Some of those nights we get through the entire lesson, even through a few discussion questions (“we can’t hear you unless you raise your hand!”), and then they start furtively checking the time on their cell phones (“I’ve gotta meet my mom right after!”).
It is at this point of the dance that the magic happens. We ask them what their prayer requests are. “What did you say?”, they ask.

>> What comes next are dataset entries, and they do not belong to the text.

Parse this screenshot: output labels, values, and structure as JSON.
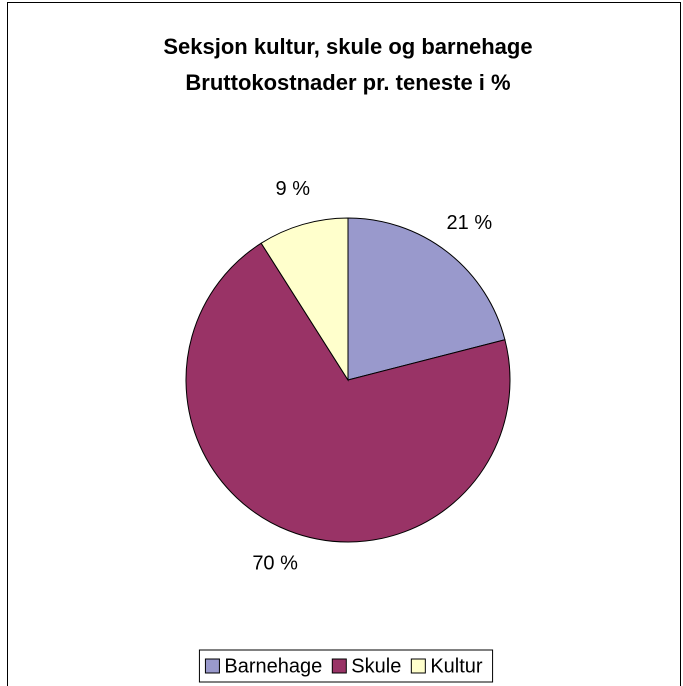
{
  "chart_data": {
    "type": "pie",
    "title": "Seksjon kultur, skule og barnehage",
    "subtitle": "Bruttokostnader pr. teneste i %",
    "categories": [
      "Barnehage",
      "Skule",
      "Kultur"
    ],
    "values": [
      21,
      70,
      9
    ],
    "value_labels": [
      "21 %",
      "70 %",
      "9 %"
    ],
    "colors": [
      "#9999cc",
      "#993366",
      "#ffffcc"
    ],
    "legend": "bottom"
  }
}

Prayer requests, we adults answer, reminding them that we don’t make fun of anyone, and we try to remember these things during the coming week. ‘We are a family, and we have to take care of each other’- our weekly mantra.
Here is what was on their minds last week (you can guess which ones weren’t told to us publicly):
- her dad and brother got into a fist fight, so she thinks she’ll be moving soon (high school)
- she didn’t have to wear a back brace after all, but they still have to fix something(middle school)
- my friend’s parent has cancer (several)
- I don’t want to trip on the risers at the choir concert; I’m the first one on the stage (middle school)
- I’ve started looking at porn (high school)
- I want to cut myself (high school)
- I love someone who doesn’t know I’m alive (high school)
- we are moving this weekend, and there is lots of work to do (middle school)
- my grandma died (middle school)
- I am getting bad grades, I’m grounded, my phone’s been taken away (middle school)
I’m just sayin’, these kids need SOMEONE, ANYONE to tell them it will all work out fine.